The Babylonian magi-cians probably were closely connected to royalty at home. Three 'kings' matching the three celestial events. Having lived with the Hebrews, the late first-century BC magi knew the characteristics of the various tribes, and that the astonomy/astrology indicated that the King of Judah would incarnate. Judah's king happens also to be King of the Universe. So, apparently they weren't gonna miss that. And, after Eastern customs, brought gifts appropriate to royalty.

Mindstorm said...

These days there wasn't chemistry at all (it was alchemy in its place) and most of botany amounted to an oral tradition with silly rules like medicinal plants affecting a certain organ having parts shaped in the likeness of that organ.

Bob Wallace said...

"You have stumbled upon a science called astrotheology. You can look up the details, but I'll make it brief. Each age of the zodiac (roughly 2000 years, and it goes backward) has its own god. Moses was the god of Ares, Jesus of Pisces, and we're not quite yet in Aquarius. Hence Jesus is a fish, Moses is a ram, and why Moses blasts those who worship the bull,"

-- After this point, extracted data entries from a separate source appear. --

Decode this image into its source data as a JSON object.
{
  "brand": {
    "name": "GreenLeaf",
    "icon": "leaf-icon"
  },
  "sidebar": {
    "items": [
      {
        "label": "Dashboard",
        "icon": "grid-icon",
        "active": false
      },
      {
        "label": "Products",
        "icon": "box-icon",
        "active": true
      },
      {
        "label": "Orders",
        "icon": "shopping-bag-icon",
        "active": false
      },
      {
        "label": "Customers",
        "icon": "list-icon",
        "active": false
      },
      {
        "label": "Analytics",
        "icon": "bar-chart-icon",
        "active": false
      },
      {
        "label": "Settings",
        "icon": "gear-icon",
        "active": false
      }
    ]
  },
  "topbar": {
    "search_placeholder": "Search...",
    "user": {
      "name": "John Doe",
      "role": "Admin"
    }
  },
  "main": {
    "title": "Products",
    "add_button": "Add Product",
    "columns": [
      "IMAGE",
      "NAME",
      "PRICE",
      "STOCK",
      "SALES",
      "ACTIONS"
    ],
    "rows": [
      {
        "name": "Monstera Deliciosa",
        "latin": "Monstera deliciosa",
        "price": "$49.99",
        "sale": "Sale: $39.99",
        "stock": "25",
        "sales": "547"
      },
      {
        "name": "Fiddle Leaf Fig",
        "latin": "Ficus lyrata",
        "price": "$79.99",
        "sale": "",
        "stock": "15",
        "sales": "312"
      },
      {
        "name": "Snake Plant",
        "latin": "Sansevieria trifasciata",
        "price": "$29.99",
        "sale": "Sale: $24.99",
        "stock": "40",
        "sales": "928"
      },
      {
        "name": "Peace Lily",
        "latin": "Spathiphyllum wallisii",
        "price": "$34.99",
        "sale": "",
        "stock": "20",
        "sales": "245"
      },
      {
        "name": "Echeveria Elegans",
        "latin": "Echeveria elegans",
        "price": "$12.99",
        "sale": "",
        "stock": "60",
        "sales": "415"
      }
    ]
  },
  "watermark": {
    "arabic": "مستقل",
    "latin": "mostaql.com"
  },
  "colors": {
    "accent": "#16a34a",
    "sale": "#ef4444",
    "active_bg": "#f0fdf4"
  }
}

An old girlfriend once gave me a book of prophecies, 90% of which were crap, but it did mention what you wrote. I thought, you know, that does make sense.

ray said...

Empires (and certain nations) in the ancient world had advanced chemistry, botany, math, engineering, and other aptitudes. No, they didn't use modern taxonomies and periodic tables. Typically pagan 'priests' or a select subgroup would practice and further arcane knowledge.

Alchemy was mostly a medieval European phenomenon, but sourced elsewhere including araby and Egypt. Alchemists were often multi-disciplinary, and mixed chemistry, occultism (especially Gnosticism), proto-psychology, and related methods. Jung re-introduced some of them to the twentieth century, illustrating that their interests and intent went far beyond chemistry, as their treatises attempt to codify, and sometimes manipulate, collective human states and conditions. It's been a long time, but I recall that 'Psychology and Alchemy' and 'Mysterium Conuinctionis', both written late in Jung's life during his obsession with alchemy, dug around in these areas.

Those texts, and the alchemical manuscripts and illustrations replicated, seek to describe the psychologies, or beliefs/spirituality, in the human species. These proclivities are gradually made available or known to kings, corporations, governments, etc. More than a chemistry lab, the alchemists are precursors of modern (statist) Intelligence orgs, ad agencies, so forth.

Mindstorm said...

Alchemy relied heavily on numerology and astrological references, for some reasons (as above, as below, I guess). Speaks a lot, isn't it? Name one 'advanced chemistry' advancement of the times. The Greek fire, perhaps?